Review by Woodrow Phoenix
This seventh volume of the complete Krazy Kat Sunday pages by George Herriman opens with another of editor Bill Blackbeard’s essays. This covers a little more of Herriman’s past as an editorial cartoonist, with some background on the changes in newspapers that led to daily comic strips becoming part of the regular content. Herriman was one of the first with his Baron Mooch, which began in the L.A. Examiner in 1909. It caught the eye of publisher William Randolph Hearst, who commissioned Herriman to come up with a strip for national distribution in every one of Hearst’s papers.

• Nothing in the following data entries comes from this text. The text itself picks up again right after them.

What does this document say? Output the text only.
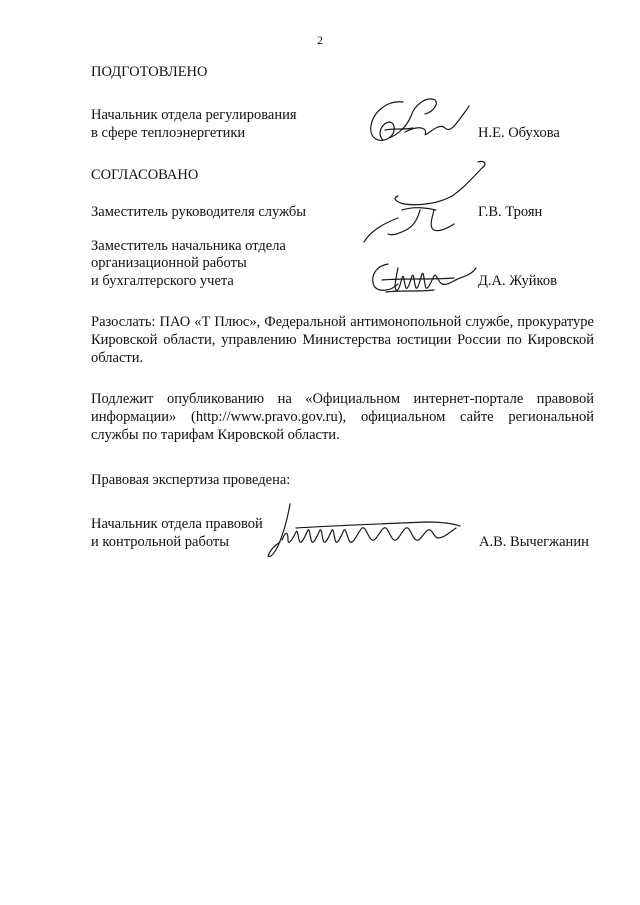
2
ПОДГОТОВЛЕНО
Начальник отдела регулирования
в сфере теплоэнергетики	Н.Е. Обухова
СОГЛАСОВАНО
Заместитель руководителя службы	Г.В. Троян
Заместитель начальника отдела
организационной работы
и бухгалтерского учета	Д.А. Жуйков
Разослать: ПАО «Т Плюс», Федеральной антимонопольной службе, прокуратуре Кировской области, управлению Министерства юстиции России по Кировской области.
Подлежит опубликованию на «Официальном интернет-портале правовой информации» (http://www.pravo.gov.ru), официальном сайте региональной службы по тарифам Кировской области.
Правовая экспертиза проведена:
Начальник отдела правовой
и контрольной работы	А.В. Вычегжанин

The Sunday pages in this volume from February 1931 to December 1932 are prime material from the middle period of Krazy Kat, a continuous run of variety in settings, characterisations, jokes and poetic interludes, with a gorgeous array of shifting backgrounds and designs. Added to this marvellous display of virtuosity from Herriman is a batch of daily strips – sixty of them, from 1931. These four-panel dailies are reproduced at the actual size they would have been printed in newspapers, and are huge by comparison with the Sundays seen here. The drawing is fantastic at this size, and the jokes are punchier and punnier to match the rhythms of a shorter daily blast of humour.
Given the nature of a narrative style that constantly shuffles the same elements in brilliantly inventive ways, almost any of these reprint volumes is a good place to start reading Herriman’s Krazy Kat, but this is a particularly rich collection to dive into. Chris Ware’s lovely design for the cover riffs off the title to show the characters on a roll of sheet music. The “Ignatz Mouse Debaffler Page” has more questions than answers this time around, but notes the appearance of a new relative of Krazy’s, Uncle Tomm Kat, who goes on to be a continuing guest in the daily strip. This is another great collection of the work of one of the comic strip medium’s true masters.